銀の精霊・森の狂王・時々、邪神
「サイコパス? それは何だ?」

 ヴァニスが興味深げに身を乗り出して聞いてくる。

「反社会性パーソナリティ障害者! つまりあんたのことよ!」

「なるほど。国政を司る者の事か」

「違う!」

「ふむ。そちらの世界は色々と興味深い」

「ノームはどうなったの!? ノームは!?」

 あんたの興味も趣味も知ったこっちゃないわよ!

「無事だ。今はな」

 背もたれに深く腰掛けてヴァニスが答える。

「今は? 今はってどういう意味よ?」

「あの土の精霊は、すぐに処罰される事になっている」

「処……!?」

「裏切り者には制裁を与える。
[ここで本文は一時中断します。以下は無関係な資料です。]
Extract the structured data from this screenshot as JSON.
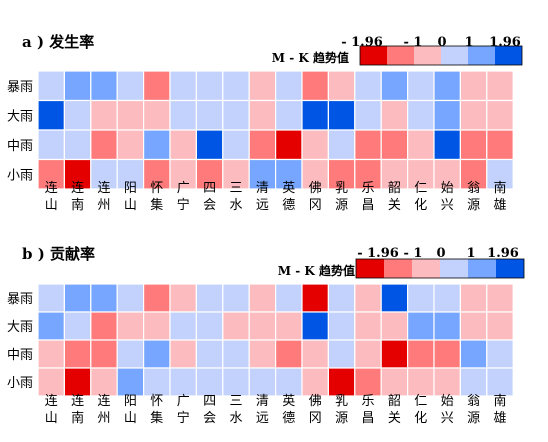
{
  "legend_title": "M - K 趋势值",
  "legend_ticks": [
    "- 1.96",
    "- 1",
    "0",
    "1",
    "1.96"
  ],
  "colors": {
    "c0": "#e50000",
    "c1": "#ff7b7b",
    "c2": "#fcbcbf",
    "c3": "#c2d2fc",
    "c4": "#76a6ff",
    "c5": "#0055e5"
  },
  "chart_data": [
    {
      "type": "heatmap",
      "title": "a ) 发生率",
      "rows": [
        "暴雨",
        "大雨",
        "中雨",
        "小雨"
      ],
      "columns": [
        [
          "连",
          "山"
        ],
        [
          "连",
          "南"
        ],
        [
          "连",
          "州"
        ],
        [
          "阳",
          "山"
        ],
        [
          "怀",
          "集"
        ],
        [
          "广",
          "宁"
        ],
        [
          "四",
          "会"
        ],
        [
          "三",
          "水"
        ],
        [
          "清",
          "远"
        ],
        [
          "英",
          "德"
        ],
        [
          "佛",
          "冈"
        ],
        [
          "乳",
          "源"
        ],
        [
          "乐",
          "昌"
        ],
        [
          "韶",
          "关"
        ],
        [
          "仁",
          "化"
        ],
        [
          "始",
          "兴"
        ],
        [
          "翁",
          "源"
        ],
        [
          "南",
          "雄"
        ]
      ],
      "levels": [
        [
          3,
          4,
          4,
          3,
          1,
          3,
          3,
          3,
          2,
          3,
          1,
          2,
          3,
          4,
          3,
          4,
          2,
          2
        ],
        [
          5,
          3,
          2,
          2,
          2,
          3,
          3,
          3,
          2,
          3,
          5,
          5,
          3,
          2,
          3,
          4,
          2,
          2
        ],
        [
          3,
          3,
          1,
          2,
          4,
          2,
          5,
          3,
          1,
          0,
          2,
          3,
          1,
          1,
          2,
          5,
          1,
          1
        ],
        [
          1,
          0,
          3,
          3,
          1,
          2,
          1,
          2,
          4,
          4,
          2,
          1,
          1,
          2,
          2,
          2,
          1,
          3
        ]
      ]
    },
    {
      "type": "heatmap",
      "title": "b ) 贡献率",
      "rows": [
        "暴雨",
        "大雨",
        "中雨",
        "小雨"
      ],
      "columns": [
        [
          "连",
          "山"
        ],
        [
          "连",
          "南"
        ],
        [
          "连",
          "州"
        ],
        [
          "阳",
          "山"
        ],
        [
          "怀",
          "集"
        ],
        [
          "广",
          "宁"
        ],
        [
          "四",
          "会"
        ],
        [
          "三",
          "水"
        ],
        [
          "清",
          "远"
        ],
        [
          "英",
          "德"
        ],
        [
          "佛",
          "冈"
        ],
        [
          "乳",
          "源"
        ],
        [
          "乐",
          "昌"
        ],
        [
          "韶",
          "关"
        ],
        [
          "仁",
          "化"
        ],
        [
          "始",
          "兴"
        ],
        [
          "翁",
          "源"
        ],
        [
          "南",
          "雄"
        ]
      ],
      "levels": [
        [
          3,
          4,
          4,
          3,
          1,
          2,
          3,
          3,
          2,
          3,
          0,
          3,
          2,
          5,
          3,
          3,
          2,
          2
        ],
        [
          4,
          3,
          1,
          2,
          2,
          3,
          3,
          2,
          2,
          2,
          5,
          3,
          2,
          2,
          4,
          4,
          2,
          2
        ],
        [
          2,
          1,
          1,
          3,
          4,
          2,
          3,
          3,
          2,
          1,
          2,
          3,
          2,
          0,
          1,
          1,
          4,
          3
        ],
        [
          2,
          0,
          2,
          4,
          3,
          3,
          3,
          3,
          3,
          3,
          2,
          0,
          1,
          2,
          2,
          2,
          3,
          3
        ]
      ]
    }
  ]
}
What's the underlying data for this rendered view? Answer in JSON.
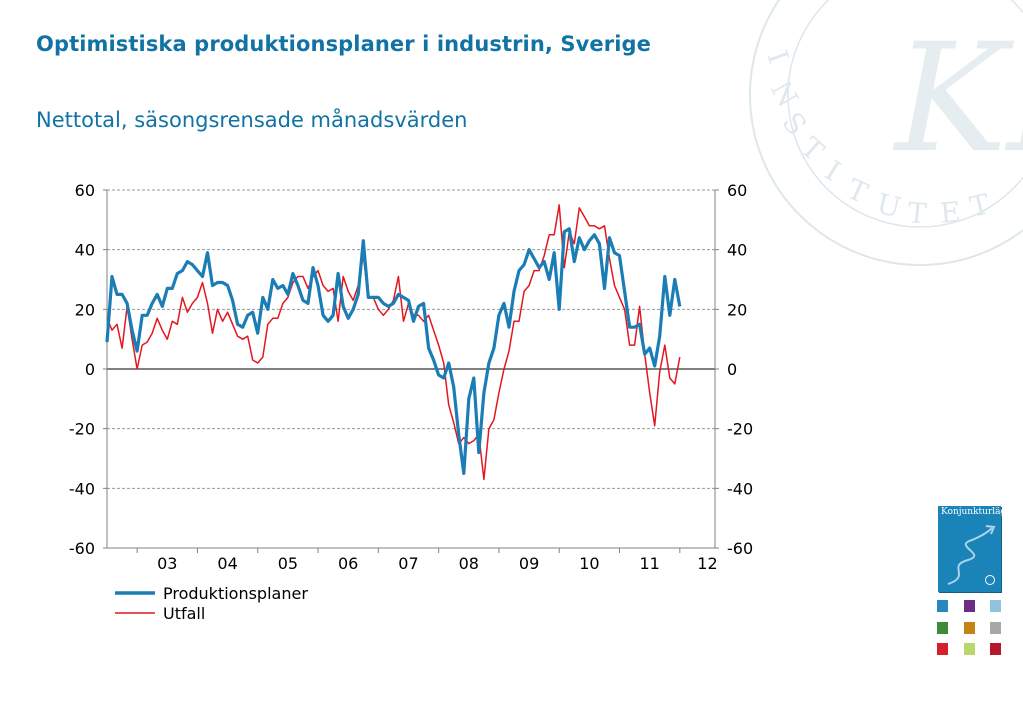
{
  "title": "Optimistiska produktionsplaner i industrin, Sverige",
  "subtitle": "Nettotal, säsongsrensade månadsvärden",
  "legend": [
    "Produktionsplaner",
    "Utfall"
  ],
  "thumbnail": {
    "title": "Konjunkturläget",
    "icon": "konjunkturlaget-cover-icon"
  },
  "colors": {
    "text_blue": "#1173a4",
    "series_blue": "#1a7db5",
    "series_red": "#e3171f"
  },
  "chart_data": {
    "type": "line",
    "title": "Optimistiska produktionsplaner i industrin, Sverige",
    "subtitle": "Nettotal, säsongsrensade månadsvärden",
    "xlabel": "",
    "ylabel": "",
    "x_start": "2002-07",
    "x_end": "2012-08",
    "x_tick_labels": [
      "03",
      "04",
      "05",
      "06",
      "07",
      "08",
      "09",
      "10",
      "11",
      "12"
    ],
    "ylim": [
      -60,
      60
    ],
    "y_ticks": [
      -60,
      -40,
      -20,
      0,
      20,
      40,
      60
    ],
    "dual_y_axis": true,
    "grid": "horizontal dashed",
    "legend_position": "bottom-left",
    "series": [
      {
        "name": "Produktionsplaner",
        "color": "#1a7db5",
        "values": [
          9,
          31,
          25,
          25,
          22,
          13,
          6,
          18,
          18,
          22,
          25,
          21,
          27,
          27,
          32,
          33,
          36,
          35,
          33,
          31,
          39,
          28,
          29,
          29,
          28,
          23,
          15,
          14,
          18,
          19,
          12,
          24,
          20,
          30,
          27,
          28,
          25,
          32,
          28,
          23,
          22,
          34,
          28,
          18,
          16,
          18,
          32,
          21,
          17,
          20,
          25,
          43,
          24,
          24,
          24,
          22,
          21,
          22,
          25,
          24,
          23,
          16,
          21,
          22,
          7,
          3,
          -2,
          -3,
          2,
          -6,
          -22,
          -35,
          -10,
          -3,
          -28,
          -8,
          2,
          7,
          18,
          22,
          14,
          26,
          33,
          35,
          40,
          37,
          34,
          36,
          30,
          39,
          20,
          46,
          47,
          36,
          44,
          40,
          43,
          45,
          42,
          27,
          44,
          39,
          38,
          26,
          14,
          14,
          15,
          5,
          7,
          1,
          11,
          31,
          18,
          30,
          21
        ],
        "points": 115
      },
      {
        "name": "Utfall",
        "color": "#e3171f",
        "values": [
          17,
          13,
          15,
          7,
          21,
          10,
          0,
          8,
          9,
          12,
          17,
          13,
          10,
          16,
          15,
          24,
          19,
          22,
          24,
          29,
          22,
          12,
          20,
          16,
          19,
          15,
          11,
          10,
          11,
          3,
          2,
          4,
          15,
          17,
          17,
          22,
          24,
          29,
          31,
          31,
          27,
          31,
          33,
          28,
          26,
          27,
          16,
          31,
          26,
          23,
          28,
          38,
          24,
          24,
          20,
          18,
          20,
          23,
          31,
          16,
          22,
          18,
          18,
          16,
          18,
          13,
          8,
          2,
          -12,
          -18,
          -25,
          -23,
          -25,
          -24,
          -22,
          -37,
          -20,
          -17,
          -8,
          0,
          6,
          16,
          16,
          26,
          28,
          33,
          33,
          38,
          45,
          45,
          55,
          34,
          46,
          42,
          54,
          51,
          48,
          48,
          47,
          48,
          37,
          28,
          24,
          20,
          8,
          8,
          21,
          5,
          -8,
          -19,
          -1,
          8,
          -3,
          -5,
          4
        ],
        "points": 115
      }
    ]
  }
}
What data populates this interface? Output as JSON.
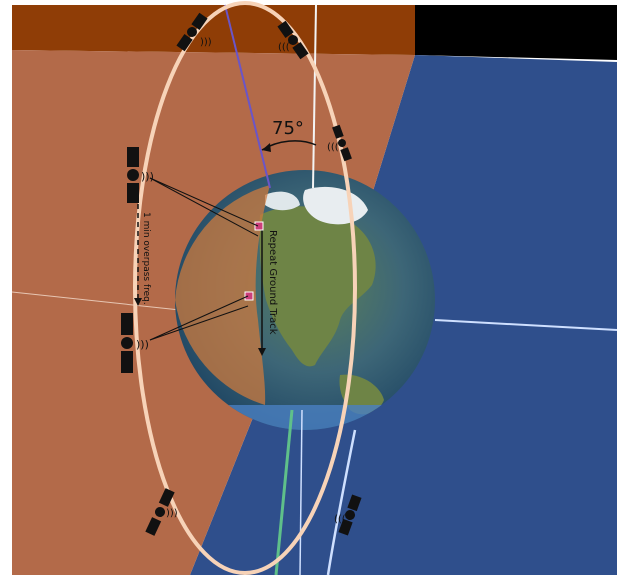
{
  "diagram": {
    "inclination_label": "75°",
    "overpass_label": "1 min overpass freq.",
    "ground_track_label": "Repeat Ground Track",
    "colors": {
      "background_dark": "#000000",
      "top_plane": "#8f3d06",
      "orbital_plane": "#b36a49",
      "equatorial_plane": "#2f4f8c",
      "earth_ocean": "#2e5f7d",
      "earth_land": "#5f7a3a",
      "orbit_ring": "#f7d3b8",
      "axis_line": "#6a55c8",
      "target_marker": "#cc3f7a"
    },
    "icons": [
      "satellite-icon",
      "signal-waves-icon",
      "ground-target-icon"
    ]
  }
}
当然の報いだ」

 ヴァニスは自分の足元にうずくまる長に向かって、確認するように問いかけた。

「そうであろう? 長よ」

 長はしゃがれた声で、床に額を摩り付けるようにして答える。

「何も異存はござりませぬ。王のお望みのままに従いまする」

「な、なにそれ冗談じゃないわ!」

 このおじいちゃん、自分の部下の命が危ういってのに、立ち上がろうともしないの!?

 そりゃこれだけ高齢なら、立とうにも腰が立たないのかもしれないけど!

 あんまりよ! 仮にも長でしょ!? 知らん振りなんてヒドすぎるわ!

「ヴァニス王! ノームは悪くない! 何の罪もないわ!」

「反逆は大罪であろう」

「反逆なんかしてない!」

 ノームは、あの子はアグアさんを助けたいだけよ! そして自分の兄弟達を守りたいだけよ!

 無垢で優しい子なのよ!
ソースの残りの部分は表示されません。